Choisir, sélectionner le meilleur professeur : voilà bien le terrible devoir de ce proviseur. La pièce de théâtre raconte donc les démarches, les audaces, les reculs, les velléités, la générosité, les ruses, les rivalités, le souci de bien faire de tout l’entourage du proviseur et du proviseur lui-même, bousculés par cette exigence ministérielle. Les professeurs, les militants syndicaux, les parents d’élèves, les élèves, le personnel administratif : aucun des acteurs (un mot ici à prendre dans tous les sens !) du système éducatif n’est oublié.


Le style est vif, les acteurs (de théâtre) sont bons, la comédie est réussie. On pourra peut-être s’interroger sur certaines petites longueurs ou sur la logique d’ensemble des différentes étapes du scenario.

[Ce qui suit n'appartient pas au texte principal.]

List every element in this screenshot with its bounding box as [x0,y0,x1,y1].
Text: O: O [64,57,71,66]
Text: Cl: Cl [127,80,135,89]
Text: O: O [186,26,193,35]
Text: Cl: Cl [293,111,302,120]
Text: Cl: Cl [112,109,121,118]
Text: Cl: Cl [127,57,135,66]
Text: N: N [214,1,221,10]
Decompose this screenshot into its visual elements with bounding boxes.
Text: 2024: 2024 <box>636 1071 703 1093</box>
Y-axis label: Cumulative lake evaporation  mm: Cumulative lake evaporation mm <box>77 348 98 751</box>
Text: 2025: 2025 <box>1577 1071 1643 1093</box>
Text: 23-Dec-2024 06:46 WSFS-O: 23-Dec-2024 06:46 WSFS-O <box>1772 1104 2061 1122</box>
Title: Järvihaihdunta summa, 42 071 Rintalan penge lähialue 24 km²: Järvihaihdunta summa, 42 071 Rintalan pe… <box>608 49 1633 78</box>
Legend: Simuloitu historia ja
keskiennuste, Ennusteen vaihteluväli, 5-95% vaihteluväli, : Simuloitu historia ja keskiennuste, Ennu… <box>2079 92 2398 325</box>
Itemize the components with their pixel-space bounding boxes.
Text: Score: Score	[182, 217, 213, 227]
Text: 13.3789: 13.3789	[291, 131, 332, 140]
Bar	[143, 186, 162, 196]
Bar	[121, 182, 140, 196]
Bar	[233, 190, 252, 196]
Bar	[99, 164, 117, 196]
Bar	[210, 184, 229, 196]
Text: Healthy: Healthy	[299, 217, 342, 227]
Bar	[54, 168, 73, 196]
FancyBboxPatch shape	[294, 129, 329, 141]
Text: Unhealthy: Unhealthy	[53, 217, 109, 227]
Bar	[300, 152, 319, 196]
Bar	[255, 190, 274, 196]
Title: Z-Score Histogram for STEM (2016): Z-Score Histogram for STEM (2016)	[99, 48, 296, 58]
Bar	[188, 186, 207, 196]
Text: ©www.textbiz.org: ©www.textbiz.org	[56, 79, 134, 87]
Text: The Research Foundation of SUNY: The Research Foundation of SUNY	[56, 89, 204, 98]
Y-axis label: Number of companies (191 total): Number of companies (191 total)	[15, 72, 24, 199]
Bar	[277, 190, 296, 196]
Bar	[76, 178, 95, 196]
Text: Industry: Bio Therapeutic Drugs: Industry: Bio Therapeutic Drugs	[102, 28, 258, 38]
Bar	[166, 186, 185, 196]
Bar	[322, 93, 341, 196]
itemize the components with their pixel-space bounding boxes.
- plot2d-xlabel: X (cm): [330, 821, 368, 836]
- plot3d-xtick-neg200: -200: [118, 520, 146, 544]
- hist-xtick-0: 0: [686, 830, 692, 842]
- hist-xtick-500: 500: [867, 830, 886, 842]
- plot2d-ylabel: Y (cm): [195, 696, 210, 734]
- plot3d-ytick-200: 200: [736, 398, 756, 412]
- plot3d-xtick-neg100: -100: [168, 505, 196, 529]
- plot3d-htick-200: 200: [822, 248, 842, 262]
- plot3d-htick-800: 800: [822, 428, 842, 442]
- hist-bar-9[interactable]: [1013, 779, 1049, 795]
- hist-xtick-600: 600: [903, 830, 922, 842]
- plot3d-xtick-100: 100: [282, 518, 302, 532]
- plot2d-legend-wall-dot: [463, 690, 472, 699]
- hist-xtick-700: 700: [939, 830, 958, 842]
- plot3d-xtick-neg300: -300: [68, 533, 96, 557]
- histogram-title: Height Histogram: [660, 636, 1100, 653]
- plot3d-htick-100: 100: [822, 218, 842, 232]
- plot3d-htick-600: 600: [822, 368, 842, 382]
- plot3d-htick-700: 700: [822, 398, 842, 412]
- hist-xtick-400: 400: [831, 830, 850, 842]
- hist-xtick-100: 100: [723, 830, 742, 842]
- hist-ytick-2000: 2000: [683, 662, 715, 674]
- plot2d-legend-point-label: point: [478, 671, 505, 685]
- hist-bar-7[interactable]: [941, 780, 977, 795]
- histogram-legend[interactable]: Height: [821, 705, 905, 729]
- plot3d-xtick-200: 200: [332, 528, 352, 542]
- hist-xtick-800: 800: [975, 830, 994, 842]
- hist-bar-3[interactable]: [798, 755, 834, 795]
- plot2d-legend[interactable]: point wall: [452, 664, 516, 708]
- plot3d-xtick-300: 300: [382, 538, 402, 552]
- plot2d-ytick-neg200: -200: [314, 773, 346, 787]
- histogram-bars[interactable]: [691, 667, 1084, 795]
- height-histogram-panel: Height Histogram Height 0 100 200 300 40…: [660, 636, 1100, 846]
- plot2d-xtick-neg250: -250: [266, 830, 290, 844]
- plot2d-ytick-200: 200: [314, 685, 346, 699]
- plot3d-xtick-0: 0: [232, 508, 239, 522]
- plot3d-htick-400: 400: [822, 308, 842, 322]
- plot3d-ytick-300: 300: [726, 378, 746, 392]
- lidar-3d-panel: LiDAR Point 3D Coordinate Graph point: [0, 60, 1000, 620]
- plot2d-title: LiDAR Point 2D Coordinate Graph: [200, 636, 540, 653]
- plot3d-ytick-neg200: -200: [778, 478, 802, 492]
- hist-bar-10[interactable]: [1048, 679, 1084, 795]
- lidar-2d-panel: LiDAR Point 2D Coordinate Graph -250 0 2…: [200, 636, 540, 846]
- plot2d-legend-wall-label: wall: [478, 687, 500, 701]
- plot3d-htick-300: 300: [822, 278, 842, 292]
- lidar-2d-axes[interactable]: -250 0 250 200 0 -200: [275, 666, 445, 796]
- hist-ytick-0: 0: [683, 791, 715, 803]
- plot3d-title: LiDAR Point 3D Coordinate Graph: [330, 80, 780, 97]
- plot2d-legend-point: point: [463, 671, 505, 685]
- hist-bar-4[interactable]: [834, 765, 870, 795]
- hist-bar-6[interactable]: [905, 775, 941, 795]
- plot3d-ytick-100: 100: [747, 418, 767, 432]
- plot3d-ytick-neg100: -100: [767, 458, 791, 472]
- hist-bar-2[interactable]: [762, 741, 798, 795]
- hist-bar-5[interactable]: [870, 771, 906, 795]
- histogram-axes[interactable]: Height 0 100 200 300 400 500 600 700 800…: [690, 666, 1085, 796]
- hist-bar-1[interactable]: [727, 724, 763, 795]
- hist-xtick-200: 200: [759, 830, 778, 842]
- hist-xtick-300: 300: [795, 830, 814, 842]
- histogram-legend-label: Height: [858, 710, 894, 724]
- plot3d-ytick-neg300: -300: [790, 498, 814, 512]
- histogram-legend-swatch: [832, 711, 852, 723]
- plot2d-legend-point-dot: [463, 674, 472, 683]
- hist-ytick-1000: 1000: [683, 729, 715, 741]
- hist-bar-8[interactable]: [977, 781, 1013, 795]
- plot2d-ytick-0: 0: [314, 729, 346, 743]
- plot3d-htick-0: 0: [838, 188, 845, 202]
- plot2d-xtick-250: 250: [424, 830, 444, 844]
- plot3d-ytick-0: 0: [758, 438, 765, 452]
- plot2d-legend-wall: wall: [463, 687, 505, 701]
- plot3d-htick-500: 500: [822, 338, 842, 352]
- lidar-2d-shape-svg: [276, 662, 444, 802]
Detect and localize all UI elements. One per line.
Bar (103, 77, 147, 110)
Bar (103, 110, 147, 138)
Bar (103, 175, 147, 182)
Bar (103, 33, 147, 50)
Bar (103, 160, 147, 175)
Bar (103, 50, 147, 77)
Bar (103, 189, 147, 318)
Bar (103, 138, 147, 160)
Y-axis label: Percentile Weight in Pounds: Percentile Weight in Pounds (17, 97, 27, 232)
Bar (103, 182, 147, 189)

Mais le théâtre n’est pas affaire de rigueur et de logique. Interroger, émouvoir, provoquer, donner par le geste et par la voix de l’ampleur aux choses, éveiller les cœurs autant que les intelligences est une force du théâtre. Daniel Besse l’indique lui-même : « L’Education ! Sujet impossible ? Tant il y aurait à dire, tant il a été dit, et tant il serait difficile de tout dire... Certes ! Mais l’art du théâtre n’est-il pas celui du raccourci ? ».


Cette pièce contribue, comme le précise encore l’auteur, « à la manifestation d’une certaine forme de catharsis sociale qui est le nerf essentiel, la force vive et salutaire du théâtre de mœurs ».